Android fragmentation isn’t just annoying for users, it’s also bad for their security. If you want proof of this, then look no further than the following statistic: Roughly 95% of all iPhones are encrypted right now while only 2% of Android phones can say the same. The reason for this is simple: Google did not start mandating full-disk encryption on flagship devices until Android 6.0 Marshmallow, which still has a painfully low share of the Android smartphone market. As a result, the vast majority of Android devices in the world lack this crucial security protocol.

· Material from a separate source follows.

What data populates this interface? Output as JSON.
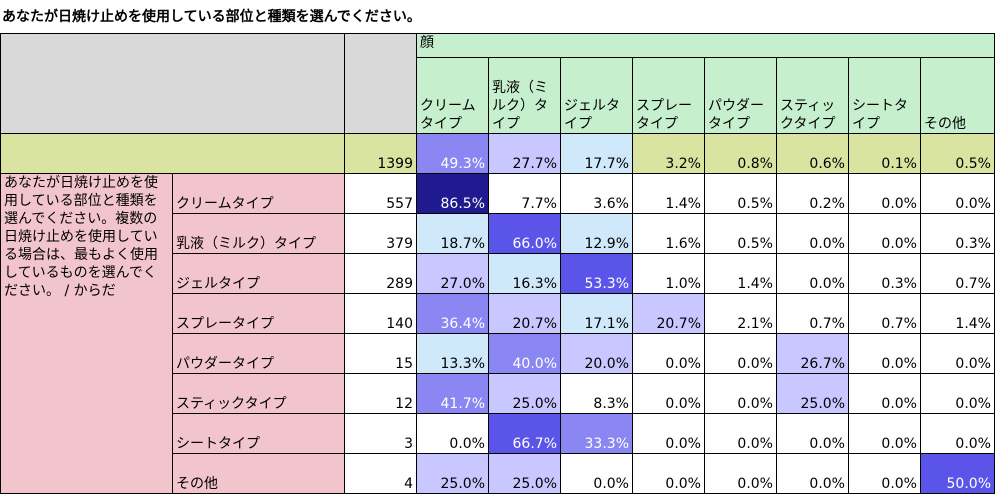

Here’s a graphic that shows how many Android phones and iPhones are encrypted:
That is obviously not good.
Google has pledged for years to improve Android’s fragmentation issues but so far it’s made little concrete progress in getting device manufacturers and carriers to get their devices upgraded in a timely fashion. Some recently discovered code in the first Android N developer preview suggests that Google has started to separate its mobile operating system into two pieces: The core OS and the user interface that OEMs modify to add their own apps and features.
Splitting these two components could theoretically allow Google to quickly push out important updates to the core OS while also letting OEMs push out changes to their own apps and overlays without worrying about how they will affect the platform’s overall functionality. We’ll have to wait and see whether this change leads to a massive increase in the percentage of encrypted Android phones, however.